Sembra un dettaglio. Una delle tante possibili articolazioni della riforma penale. E invece la proposta di eliminare il divieto di reformatio in pejus, ossia l’aggravamento della pena in appello, è forse la minaccia più seria al sistema delle garanzie messa sul tavolo della giustizia. A evocare una simile compressione non è però il “famigerato” contratto di governo. È stato il presidente dell’Anm Francesco Minisci a sottoporre la questione al guardasigilli Alfonso Bonafede due giorni fa, nel primo faccia a faccia con il nuovo ministro. Un’opzione personale del magistrato di Unicost, pm a Roma, che già in passato – forse in termini meno drastici – aveva avanzato l’ipotesi? Niente affatto. Giovedì scorso l’attuale numero uno dell’Anm si è mosso con le spalle coperte da un documento approvato alcuni mesi fa dall’intero comitato direttivo centrale, il “parlamentino” del “sindacato”. Un indirizzo che vede tra i più convinti fautori il gruppo di Magistratura indipendente, quello di Piercamillo Davigo ( Autonomia & Indipendenza) e, appunto, parte di Unicost.

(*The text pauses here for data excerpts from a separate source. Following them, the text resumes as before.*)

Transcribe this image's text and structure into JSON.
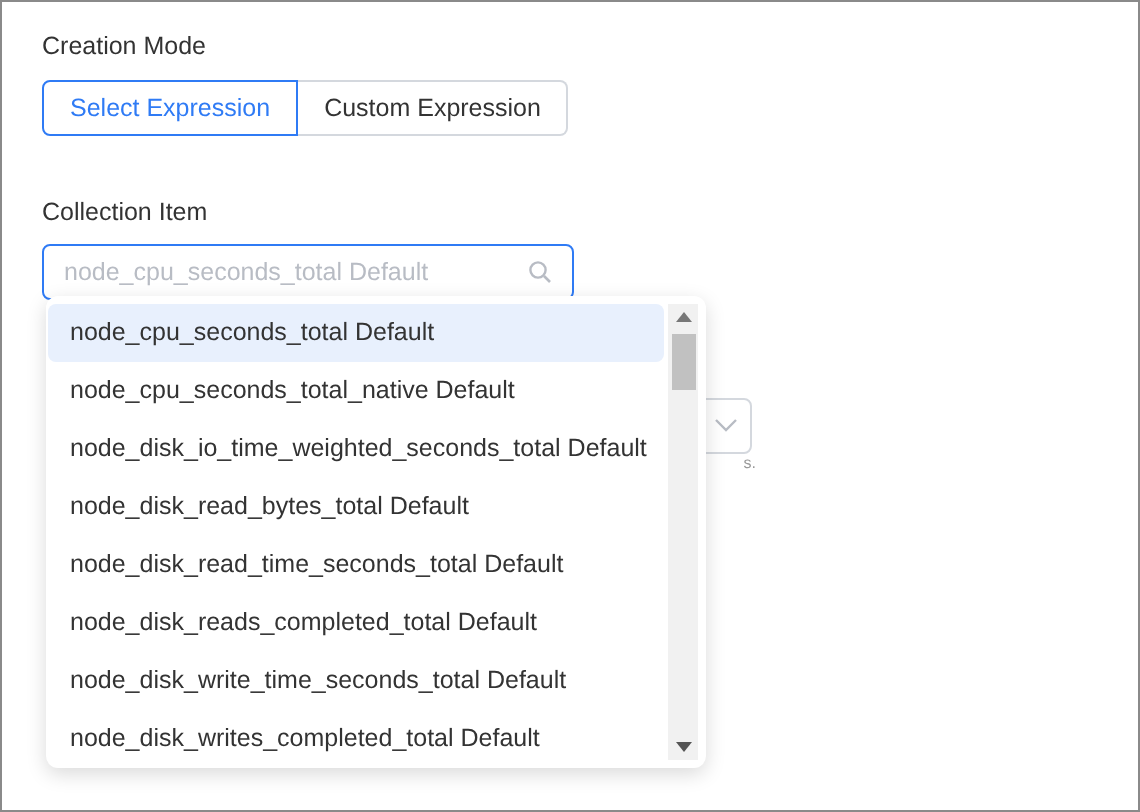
{
  "creation_mode": {
    "label": "Creation Mode",
    "options": [
      {
        "label": "Select Expression",
        "selected": true
      },
      {
        "label": "Custom Expression",
        "selected": false
      }
    ]
  },
  "collection_item": {
    "label": "Collection Item",
    "placeholder": "node_cpu_seconds_total Default",
    "focused": true
  },
  "dropdown": {
    "items": [
      {
        "label": "node_cpu_seconds_total Default",
        "selected": true
      },
      {
        "label": "node_cpu_seconds_total_native Default",
        "selected": false
      },
      {
        "label": "node_disk_io_time_weighted_seconds_total Default",
        "selected": false
      },
      {
        "label": "node_disk_read_bytes_total Default",
        "selected": false
      },
      {
        "label": "node_disk_read_time_seconds_total Default",
        "selected": false
      },
      {
        "label": "node_disk_reads_completed_total Default",
        "selected": false
      },
      {
        "label": "node_disk_write_time_seconds_total Default",
        "selected": false
      },
      {
        "label": "node_disk_writes_completed_total Default",
        "selected": false
      }
    ]
  },
  "hidden_field": {
    "hint": "s."
  }
}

La modifica consentirebbe di aggravare – nella specie e nella quantità – la pena inflitta in primo grado anche quando a ricorrere in appello contro la sentenza è l’imputato. Un’ipotesi pesantissima, che limita il diritto a vedersi riconosciuti innocenti. L’obiettivo, come ricorda Minisci, è «ridurre il numero di quelle impugnazioni» a suo dire «strumentali». Chiaro esempio di sacrificio delle garanzie in vista di effetti meramente deflattivi. Con non pochi indizi di incostituzionalità.